Even or slightly above if possible. If you are too high above the concrete, then you will have a tendency to scalp the lawn edge when one side of the mower is on the hardscape with a rotary mower with wheels. If you are reel mowing with a drum mower and front roller, then you want the dirt above the concrete since the mower won't drop down when overhanging slightly.


----------



## smurg (May 30, 2018)

I reel mow and aim for the soil to be level or slightly higher than the adjacent sidewalk/driveway.


----------



## Bean4Me (May 13, 2020)

Not to hijack your thread but I was literally just trying to look where to post for the opposite question. My lawn is probably about 1 - 2" above the concrete sidewalk. As it nears my driveway it tapers down to be even. I think the sod was laid even but has "grown" over time since i didn't take care of my lawn for many years and overgrew onto the concrete as well. When I mow left/right I can smoothly transition to the driveway but when i mow up/down i tend to get the donut scalp from the drop off. The height on the sidewalk looks nice and crisp after an edging but is there a way i can bring it down a bit so i don't scalp so bad when transitioning between surface and lawn. No plans to renovate/re-level at this point.


----------



## g-man (Jun 15, 2017)

The only way I know is go rent a sod cutter (in the fall). Cut your lawn out, then cut some soil out and place the sod back down.


----------



## Mocajoe (Apr 9, 2018)

Bean4Me said:


> Not to hijack your thread but I was literally just trying to look where to post for the opposite question. My lawn is probably about 1 - 2" above the concrete sidewalk. As it nears my driveway it tapers down to be even. I think the sod was laid even but has "grown" over time since i didn't take care of my lawn for many years and overgrew onto the concrete as well. When I mow left/right I can smoothly transition to the driveway but when i mow up/down i tend to get the donut scalp from the drop off. The height on the sidewalk looks nice and crisp after an edging but is there a way i can bring it down a bit so i don't scalp so bad when transitioning between surface and lawn. No plans to renovate/re-level at this point.

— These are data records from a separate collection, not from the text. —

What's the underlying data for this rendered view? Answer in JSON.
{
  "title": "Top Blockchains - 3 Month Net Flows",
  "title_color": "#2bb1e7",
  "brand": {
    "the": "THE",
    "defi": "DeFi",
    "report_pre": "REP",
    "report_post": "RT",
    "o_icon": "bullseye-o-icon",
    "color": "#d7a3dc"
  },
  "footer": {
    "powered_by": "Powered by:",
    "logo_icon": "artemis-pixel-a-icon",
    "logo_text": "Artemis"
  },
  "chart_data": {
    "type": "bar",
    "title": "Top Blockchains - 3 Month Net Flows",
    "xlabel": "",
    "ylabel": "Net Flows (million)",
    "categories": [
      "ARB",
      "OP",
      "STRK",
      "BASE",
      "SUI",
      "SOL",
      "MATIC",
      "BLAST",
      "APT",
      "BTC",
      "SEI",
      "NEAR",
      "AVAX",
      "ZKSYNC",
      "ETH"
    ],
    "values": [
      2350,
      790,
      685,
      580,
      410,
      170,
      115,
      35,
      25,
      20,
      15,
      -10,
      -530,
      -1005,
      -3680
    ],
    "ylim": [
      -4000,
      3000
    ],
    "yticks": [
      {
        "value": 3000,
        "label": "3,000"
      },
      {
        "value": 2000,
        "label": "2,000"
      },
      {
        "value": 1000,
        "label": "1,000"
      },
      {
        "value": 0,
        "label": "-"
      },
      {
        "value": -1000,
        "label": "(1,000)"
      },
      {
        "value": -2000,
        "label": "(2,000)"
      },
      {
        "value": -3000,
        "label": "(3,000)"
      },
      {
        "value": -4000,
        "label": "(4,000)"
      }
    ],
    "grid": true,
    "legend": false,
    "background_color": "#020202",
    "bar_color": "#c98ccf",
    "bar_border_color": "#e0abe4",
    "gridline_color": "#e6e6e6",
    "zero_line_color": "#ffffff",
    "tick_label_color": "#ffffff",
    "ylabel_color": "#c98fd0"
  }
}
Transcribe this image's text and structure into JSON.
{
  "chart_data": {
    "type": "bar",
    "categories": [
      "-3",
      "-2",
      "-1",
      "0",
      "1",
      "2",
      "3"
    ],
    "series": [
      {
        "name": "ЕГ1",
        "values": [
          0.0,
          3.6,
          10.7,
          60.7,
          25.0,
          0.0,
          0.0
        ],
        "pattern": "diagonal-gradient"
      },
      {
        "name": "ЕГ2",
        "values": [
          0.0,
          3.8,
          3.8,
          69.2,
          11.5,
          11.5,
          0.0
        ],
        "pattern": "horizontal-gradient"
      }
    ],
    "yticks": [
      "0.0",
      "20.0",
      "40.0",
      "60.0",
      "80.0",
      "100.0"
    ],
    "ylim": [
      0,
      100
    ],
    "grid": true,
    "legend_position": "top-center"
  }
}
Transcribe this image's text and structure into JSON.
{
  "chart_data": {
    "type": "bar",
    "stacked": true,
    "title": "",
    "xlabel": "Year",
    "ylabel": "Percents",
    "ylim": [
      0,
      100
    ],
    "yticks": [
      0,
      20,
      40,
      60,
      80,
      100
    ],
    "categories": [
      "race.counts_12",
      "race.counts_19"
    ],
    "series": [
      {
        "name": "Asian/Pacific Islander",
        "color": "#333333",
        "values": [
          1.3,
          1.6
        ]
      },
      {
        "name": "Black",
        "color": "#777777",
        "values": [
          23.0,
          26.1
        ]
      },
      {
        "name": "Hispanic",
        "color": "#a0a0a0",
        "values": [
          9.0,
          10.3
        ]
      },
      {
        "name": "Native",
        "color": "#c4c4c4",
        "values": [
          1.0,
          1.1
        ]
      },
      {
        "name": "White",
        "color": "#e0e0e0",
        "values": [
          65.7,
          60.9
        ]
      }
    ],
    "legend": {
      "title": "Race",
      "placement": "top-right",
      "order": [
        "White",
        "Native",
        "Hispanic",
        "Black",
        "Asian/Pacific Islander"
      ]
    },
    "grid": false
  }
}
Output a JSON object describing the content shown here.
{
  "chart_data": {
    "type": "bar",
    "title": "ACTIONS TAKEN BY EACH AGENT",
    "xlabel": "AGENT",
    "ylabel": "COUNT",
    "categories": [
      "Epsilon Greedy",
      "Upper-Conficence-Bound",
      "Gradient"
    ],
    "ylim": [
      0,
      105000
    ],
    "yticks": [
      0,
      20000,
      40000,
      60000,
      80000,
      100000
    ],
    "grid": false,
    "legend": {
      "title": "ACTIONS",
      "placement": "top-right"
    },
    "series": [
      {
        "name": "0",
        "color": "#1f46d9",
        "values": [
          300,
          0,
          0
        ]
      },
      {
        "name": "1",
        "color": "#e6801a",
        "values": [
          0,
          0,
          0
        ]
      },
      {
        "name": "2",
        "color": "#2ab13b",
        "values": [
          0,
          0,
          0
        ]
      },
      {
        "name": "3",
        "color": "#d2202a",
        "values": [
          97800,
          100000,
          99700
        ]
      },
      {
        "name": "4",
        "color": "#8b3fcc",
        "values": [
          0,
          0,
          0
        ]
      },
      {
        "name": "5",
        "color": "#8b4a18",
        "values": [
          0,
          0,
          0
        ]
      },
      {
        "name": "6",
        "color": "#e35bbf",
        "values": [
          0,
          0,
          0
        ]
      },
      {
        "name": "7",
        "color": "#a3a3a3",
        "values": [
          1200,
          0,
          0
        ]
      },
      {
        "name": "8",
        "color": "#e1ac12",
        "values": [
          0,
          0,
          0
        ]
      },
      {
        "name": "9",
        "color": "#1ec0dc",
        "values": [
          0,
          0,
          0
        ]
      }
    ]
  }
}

My lawn is around two inches above the concrete curb that runs along the street. Rather than scalping the grass, I get a great straight edge by adjusting the wheel height on my rotary mower one inch higher on the wheels riding on the curb. If I am cutting at 3" I set the outside wheels on the curb at 4"by doing this it decreases the angle of the mower blade and prevents scalping. To do this your mower must have individual height adjusters on all wheels. There is more than one way to skin a cat.


----------



## bernstem (Jan 16, 2018)

Mow with 1/4 or less of the deck on the lawn so you are only mowing a couple inches or so of the lawn. That will avoid scalping.


----------



## Bean4Me (May 13, 2020)

Thanks for the ideas guys!


----------



## Big Yard Needs Help (8 mo ago)

I have a similar situation from a project this year (2022). I tore up a layer of asphalt that was laid over concrete.

So, now I have soil/sod/grass that is roughly 2 -3 inches higher than the concrete walkway.

Am I going to have issues? Or did I do the right thing?


----------